The airline will unveil its interim result on Wednesday, and analysts have forecast it may barely break even and could dip into a marginal loss for the period, compared with a net profit of HK$2.8 million last year.
Credit Suisse estimated Cathay would report core earnings of HK$125 million. But after accounting for impairment provisions on aircraft sale, it could report a bottom-line loss of as much as HK$460 million.
But analysts' consensus expectation was a net profit of HK$443 million, which would nonetheless be down 85 per cent from last year.
Cathay projected in May that its interim result would be disappointing in light of high oil price, sluggish cargo business and pressure on economy-class yields. Three months on, and oil prices had dropped to US$80 per barrel towards the end of June from a peak of US$110 in March. Still, averaged over the first half, they would be flat year on year.
But pressure on cargo yields has been rising. In the first half, the carrier flew 14.3 million passengers, up 8.6 per cent from a year earlier. But cargo tonnage continued to be battered by the weak global economy, down 9.8 per cent to 754,000 tonnes.
Although passenger volumes and the percentage of seats filled continued to climb, this came at the expense of yield deteriorations.

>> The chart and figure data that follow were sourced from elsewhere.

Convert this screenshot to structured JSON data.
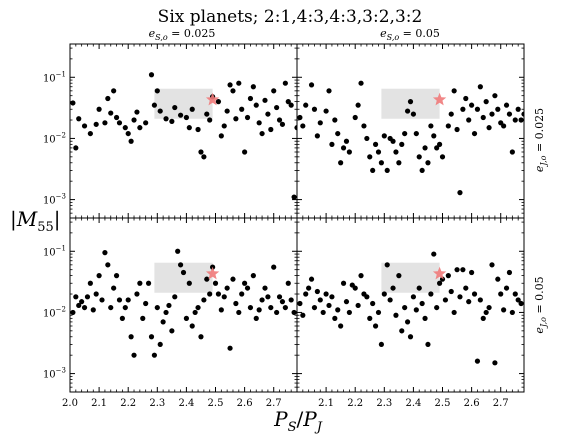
{
  "chart_data": {
    "type": "scatter",
    "title": "Six planets; 2:1,4:3,4:3,3:2,3:2",
    "xlabel": "P_S/P_J",
    "ylabel": "|M_55|",
    "x_ticks": [
      "2.0",
      "2.1",
      "2.2",
      "2.3",
      "2.4",
      "2.5",
      "2.6",
      "2.7"
    ],
    "y_ticks": [
      "10^-3",
      "10^-2",
      "10^-1"
    ],
    "xlim": [
      2.0,
      2.78
    ],
    "ylim": [
      0.0005,
      0.35
    ],
    "yscale": "log",
    "col_titles": [
      "e_{S,o} = 0.025",
      "e_{S,o} = 0.05"
    ],
    "row_labels": [
      "e_{J,o} = 0.025",
      "e_{J,o} = 0.05"
    ],
    "highlight_box": {
      "x": [
        2.29,
        2.49
      ],
      "y": [
        0.021,
        0.065
      ],
      "color": "#d9d9d9"
    },
    "target": {
      "x": 2.49,
      "y": 0.043,
      "marker": "star",
      "color": "#f07a7a"
    },
    "marker_color": "#000000",
    "panels": [
      {
        "row": 0,
        "col": 0,
        "points": [
          [
            2.01,
            0.038
          ],
          [
            2.02,
            0.007
          ],
          [
            2.03,
            0.021
          ],
          [
            2.05,
            0.016
          ],
          [
            2.07,
            0.012
          ],
          [
            2.09,
            0.017
          ],
          [
            2.1,
            0.03
          ],
          [
            2.12,
            0.018
          ],
          [
            2.13,
            0.045
          ],
          [
            2.14,
            0.026
          ],
          [
            2.15,
            0.06
          ],
          [
            2.16,
            0.022
          ],
          [
            2.17,
            0.018
          ],
          [
            2.19,
            0.015
          ],
          [
            2.2,
            0.012
          ],
          [
            2.21,
            0.009
          ],
          [
            2.22,
            0.02
          ],
          [
            2.23,
            0.027
          ],
          [
            2.24,
            0.015
          ],
          [
            2.26,
            0.018
          ],
          [
            2.28,
            0.11
          ],
          [
            2.29,
            0.035
          ],
          [
            2.3,
            0.06
          ],
          [
            2.31,
            0.028
          ],
          [
            2.33,
            0.021
          ],
          [
            2.35,
            0.019
          ],
          [
            2.36,
            0.032
          ],
          [
            2.38,
            0.024
          ],
          [
            2.4,
            0.022
          ],
          [
            2.41,
            0.015
          ],
          [
            2.42,
            0.03
          ],
          [
            2.44,
            0.014
          ],
          [
            2.45,
            0.006
          ],
          [
            2.46,
            0.005
          ],
          [
            2.47,
            0.025
          ],
          [
            2.48,
            0.02
          ],
          [
            2.49,
            0.048
          ],
          [
            2.51,
            0.04
          ],
          [
            2.52,
            0.011
          ],
          [
            2.53,
            0.016
          ],
          [
            2.54,
            0.028
          ],
          [
            2.55,
            0.075
          ],
          [
            2.56,
            0.06
          ],
          [
            2.57,
            0.021
          ],
          [
            2.58,
            0.08
          ],
          [
            2.59,
            0.03
          ],
          [
            2.6,
            0.006
          ],
          [
            2.61,
            0.022
          ],
          [
            2.62,
            0.045
          ],
          [
            2.63,
            0.07
          ],
          [
            2.64,
            0.035
          ],
          [
            2.65,
            0.018
          ],
          [
            2.66,
            0.012
          ],
          [
            2.67,
            0.042
          ],
          [
            2.68,
            0.025
          ],
          [
            2.69,
            0.014
          ],
          [
            2.7,
            0.06
          ],
          [
            2.71,
            0.032
          ],
          [
            2.72,
            0.02
          ],
          [
            2.73,
            0.017
          ],
          [
            2.74,
            0.08
          ],
          [
            2.75,
            0.04
          ],
          [
            2.76,
            0.035
          ],
          [
            2.77,
            0.0011
          ],
          [
            2.78,
            0.015
          ]
        ]
      },
      {
        "row": 0,
        "col": 1,
        "points": [
          [
            2.01,
            0.022
          ],
          [
            2.02,
            0.016
          ],
          [
            2.03,
            0.035
          ],
          [
            2.05,
            0.075
          ],
          [
            2.06,
            0.03
          ],
          [
            2.07,
            0.011
          ],
          [
            2.08,
            0.018
          ],
          [
            2.1,
            0.028
          ],
          [
            2.11,
            0.06
          ],
          [
            2.12,
            0.008
          ],
          [
            2.13,
            0.02
          ],
          [
            2.14,
            0.012
          ],
          [
            2.15,
            0.004
          ],
          [
            2.16,
            0.007
          ],
          [
            2.17,
            0.009
          ],
          [
            2.18,
            0.006
          ],
          [
            2.2,
            0.022
          ],
          [
            2.21,
            0.035
          ],
          [
            2.22,
            0.08
          ],
          [
            2.23,
            0.016
          ],
          [
            2.24,
            0.01
          ],
          [
            2.25,
            0.005
          ],
          [
            2.26,
            0.003
          ],
          [
            2.27,
            0.008
          ],
          [
            2.28,
            0.006
          ],
          [
            2.29,
            0.004
          ],
          [
            2.3,
            0.011
          ],
          [
            2.31,
            0.003
          ],
          [
            2.32,
            0.01
          ],
          [
            2.33,
            0.009
          ],
          [
            2.34,
            0.006
          ],
          [
            2.35,
            0.004
          ],
          [
            2.36,
            0.008
          ],
          [
            2.37,
            0.012
          ],
          [
            2.38,
            0.028
          ],
          [
            2.39,
            0.04
          ],
          [
            2.4,
            0.025
          ],
          [
            2.41,
            0.012
          ],
          [
            2.42,
            0.005
          ],
          [
            2.43,
            0.003
          ],
          [
            2.44,
            0.007
          ],
          [
            2.45,
            0.004
          ],
          [
            2.46,
            0.016
          ],
          [
            2.47,
            0.011
          ],
          [
            2.48,
            0.007
          ],
          [
            2.49,
            0.008
          ],
          [
            2.5,
            0.005
          ],
          [
            2.52,
            0.016
          ],
          [
            2.53,
            0.025
          ],
          [
            2.54,
            0.06
          ],
          [
            2.55,
            0.014
          ],
          [
            2.56,
            0.0013
          ],
          [
            2.57,
            0.03
          ],
          [
            2.58,
            0.045
          ],
          [
            2.59,
            0.02
          ],
          [
            2.6,
            0.035
          ],
          [
            2.61,
            0.012
          ],
          [
            2.62,
            0.03
          ],
          [
            2.63,
            0.07
          ],
          [
            2.64,
            0.022
          ],
          [
            2.65,
            0.04
          ],
          [
            2.66,
            0.015
          ],
          [
            2.67,
            0.025
          ],
          [
            2.68,
            0.05
          ],
          [
            2.69,
            0.03
          ],
          [
            2.7,
            0.018
          ],
          [
            2.71,
            0.016
          ],
          [
            2.72,
            0.035
          ],
          [
            2.73,
            0.025
          ],
          [
            2.74,
            0.006
          ],
          [
            2.75,
            0.02
          ],
          [
            2.76,
            0.03
          ],
          [
            2.77,
            0.02
          ],
          [
            2.78,
            0.025
          ]
        ]
      },
      {
        "row": 1,
        "col": 0,
        "points": [
          [
            2.01,
            0.01
          ],
          [
            2.02,
            0.018
          ],
          [
            2.03,
            0.013
          ],
          [
            2.04,
            0.015
          ],
          [
            2.05,
            0.012
          ],
          [
            2.06,
            0.018
          ],
          [
            2.07,
            0.03
          ],
          [
            2.08,
            0.011
          ],
          [
            2.09,
            0.02
          ],
          [
            2.1,
            0.04
          ],
          [
            2.11,
            0.016
          ],
          [
            2.12,
            0.095
          ],
          [
            2.13,
            0.06
          ],
          [
            2.14,
            0.012
          ],
          [
            2.15,
            0.025
          ],
          [
            2.16,
            0.04
          ],
          [
            2.17,
            0.016
          ],
          [
            2.18,
            0.008
          ],
          [
            2.19,
            0.012
          ],
          [
            2.2,
            0.016
          ],
          [
            2.21,
            0.004
          ],
          [
            2.22,
            0.002
          ],
          [
            2.23,
            0.02
          ],
          [
            2.24,
            0.03
          ],
          [
            2.25,
            0.008
          ],
          [
            2.26,
            0.014
          ],
          [
            2.27,
            0.03
          ],
          [
            2.28,
            0.004
          ],
          [
            2.29,
            0.002
          ],
          [
            2.3,
            0.012
          ],
          [
            2.31,
            0.003
          ],
          [
            2.32,
            0.007
          ],
          [
            2.33,
            0.01
          ],
          [
            2.34,
            0.013
          ],
          [
            2.35,
            0.005
          ],
          [
            2.36,
            0.018
          ],
          [
            2.37,
            0.1
          ],
          [
            2.38,
            0.06
          ],
          [
            2.39,
            0.045
          ],
          [
            2.4,
            0.008
          ],
          [
            2.41,
            0.03
          ],
          [
            2.42,
            0.006
          ],
          [
            2.43,
            0.01
          ],
          [
            2.44,
            0.012
          ],
          [
            2.45,
            0.004
          ],
          [
            2.46,
            0.016
          ],
          [
            2.47,
            0.035
          ],
          [
            2.48,
            0.02
          ],
          [
            2.49,
            0.055
          ],
          [
            2.5,
            0.03
          ],
          [
            2.51,
            0.02
          ],
          [
            2.52,
            0.011
          ],
          [
            2.53,
            0.018
          ],
          [
            2.54,
            0.025
          ],
          [
            2.55,
            0.0026
          ],
          [
            2.56,
            0.035
          ],
          [
            2.57,
            0.014
          ],
          [
            2.58,
            0.01
          ],
          [
            2.59,
            0.02
          ],
          [
            2.6,
            0.03
          ],
          [
            2.61,
            0.025
          ],
          [
            2.62,
            0.012
          ],
          [
            2.63,
            0.04
          ],
          [
            2.64,
            0.008
          ],
          [
            2.65,
            0.011
          ],
          [
            2.66,
            0.016
          ],
          [
            2.67,
            0.025
          ],
          [
            2.68,
            0.018
          ],
          [
            2.69,
            0.012
          ],
          [
            2.7,
            0.055
          ],
          [
            2.71,
            0.01
          ],
          [
            2.72,
            0.018
          ],
          [
            2.73,
            0.015
          ],
          [
            2.74,
            0.012
          ],
          [
            2.75,
            0.03
          ],
          [
            2.76,
            0.016
          ],
          [
            2.77,
            0.01
          ]
        ]
      },
      {
        "row": 1,
        "col": 1,
        "points": [
          [
            2.01,
            0.014
          ],
          [
            2.02,
            0.009
          ],
          [
            2.03,
            0.02
          ],
          [
            2.04,
            0.025
          ],
          [
            2.05,
            0.035
          ],
          [
            2.06,
            0.012
          ],
          [
            2.07,
            0.022
          ],
          [
            2.08,
            0.016
          ],
          [
            2.09,
            0.01
          ],
          [
            2.1,
            0.02
          ],
          [
            2.11,
            0.013
          ],
          [
            2.12,
            0.018
          ],
          [
            2.13,
            0.008
          ],
          [
            2.14,
            0.011
          ],
          [
            2.15,
            0.006
          ],
          [
            2.16,
            0.03
          ],
          [
            2.17,
            0.015
          ],
          [
            2.18,
            0.01
          ],
          [
            2.19,
            0.028
          ],
          [
            2.2,
            0.025
          ],
          [
            2.21,
            0.013
          ],
          [
            2.22,
            0.04
          ],
          [
            2.23,
            0.02
          ],
          [
            2.24,
            0.018
          ],
          [
            2.25,
            0.008
          ],
          [
            2.26,
            0.014
          ],
          [
            2.27,
            0.006
          ],
          [
            2.28,
            0.01
          ],
          [
            2.29,
            0.003
          ],
          [
            2.3,
            0.02
          ],
          [
            2.31,
            0.06
          ],
          [
            2.32,
            0.016
          ],
          [
            2.33,
            0.025
          ],
          [
            2.34,
            0.009
          ],
          [
            2.35,
            0.04
          ],
          [
            2.36,
            0.005
          ],
          [
            2.37,
            0.012
          ],
          [
            2.38,
            0.007
          ],
          [
            2.39,
            0.004
          ],
          [
            2.4,
            0.018
          ],
          [
            2.41,
            0.011
          ],
          [
            2.42,
            0.025
          ],
          [
            2.43,
            0.014
          ],
          [
            2.44,
            0.008
          ],
          [
            2.45,
            0.003
          ],
          [
            2.46,
            0.02
          ],
          [
            2.47,
            0.09
          ],
          [
            2.48,
            0.012
          ],
          [
            2.49,
            0.03
          ],
          [
            2.5,
            0.035
          ],
          [
            2.51,
            0.016
          ],
          [
            2.52,
            0.04
          ],
          [
            2.53,
            0.022
          ],
          [
            2.54,
            0.01
          ],
          [
            2.55,
            0.05
          ],
          [
            2.56,
            0.018
          ],
          [
            2.57,
            0.05
          ],
          [
            2.58,
            0.025
          ],
          [
            2.59,
            0.015
          ],
          [
            2.6,
            0.045
          ],
          [
            2.61,
            0.02
          ],
          [
            2.62,
            0.0016
          ],
          [
            2.63,
            0.016
          ],
          [
            2.64,
            0.008
          ],
          [
            2.65,
            0.01
          ],
          [
            2.66,
            0.012
          ],
          [
            2.67,
            0.06
          ],
          [
            2.68,
            0.0015
          ],
          [
            2.69,
            0.035
          ],
          [
            2.7,
            0.02
          ],
          [
            2.71,
            0.011
          ],
          [
            2.72,
            0.025
          ],
          [
            2.73,
            0.045
          ],
          [
            2.74,
            0.01
          ],
          [
            2.75,
            0.02
          ],
          [
            2.76,
            0.016
          ],
          [
            2.77,
            0.014
          ]
        ]
      }
    ]
  }
}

The passenger yield, a measure of revenues per seat, was down in all classes in June, Cathay said last month.
The cargo sector was even worse off as there was no uptick in demand out of Hong Kong and the mainland in June. Although the fall was milder from the previous months in 2012, that was partially due to the already low bases of comparison last year.
In May, the cargo load factor, or the percentage of cargo space filled, plunged to a record low 62.3 per cent, the lowest level since 1996, a UBS report said. The losses incurred in the cargo venture with Air China also added to the carrier's woes. The joint venture is expected to have lost 500 million yuan (HK$608 million) in the first quarter as demand from Europe and the United States waned.

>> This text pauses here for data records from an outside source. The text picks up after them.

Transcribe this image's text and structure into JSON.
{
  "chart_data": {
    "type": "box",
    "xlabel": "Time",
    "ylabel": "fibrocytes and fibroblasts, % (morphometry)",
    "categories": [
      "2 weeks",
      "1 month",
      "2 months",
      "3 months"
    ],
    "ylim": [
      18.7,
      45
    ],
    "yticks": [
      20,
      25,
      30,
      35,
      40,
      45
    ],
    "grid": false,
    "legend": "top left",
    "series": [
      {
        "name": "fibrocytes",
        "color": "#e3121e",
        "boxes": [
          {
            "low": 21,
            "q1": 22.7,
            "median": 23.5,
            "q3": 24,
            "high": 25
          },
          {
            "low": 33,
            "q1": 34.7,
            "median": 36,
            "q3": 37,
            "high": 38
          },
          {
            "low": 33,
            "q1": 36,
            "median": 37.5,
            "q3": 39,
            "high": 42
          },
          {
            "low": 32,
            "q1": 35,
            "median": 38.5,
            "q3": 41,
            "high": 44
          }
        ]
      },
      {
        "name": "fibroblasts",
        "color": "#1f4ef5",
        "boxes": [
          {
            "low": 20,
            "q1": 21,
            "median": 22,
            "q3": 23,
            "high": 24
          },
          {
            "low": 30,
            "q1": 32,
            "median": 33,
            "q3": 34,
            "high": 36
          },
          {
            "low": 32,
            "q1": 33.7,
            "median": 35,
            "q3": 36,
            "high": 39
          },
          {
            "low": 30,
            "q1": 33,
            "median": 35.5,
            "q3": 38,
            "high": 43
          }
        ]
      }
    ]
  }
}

Cost control, meanwhile, had been a challenge, said analysts, since jet fuel prices remained high.
Cathay needs to write off nine older B747-400 aircraft, which are poised to be offloaded in the market, and the high oil price environment will make the oil-thirsty aircraft depreciate more sharply.
The first half of 2012 was expected to be the third sequential half where operating earnings fell more than 65 per cent and results were expected to be compounded below the line, Credit Suisse said.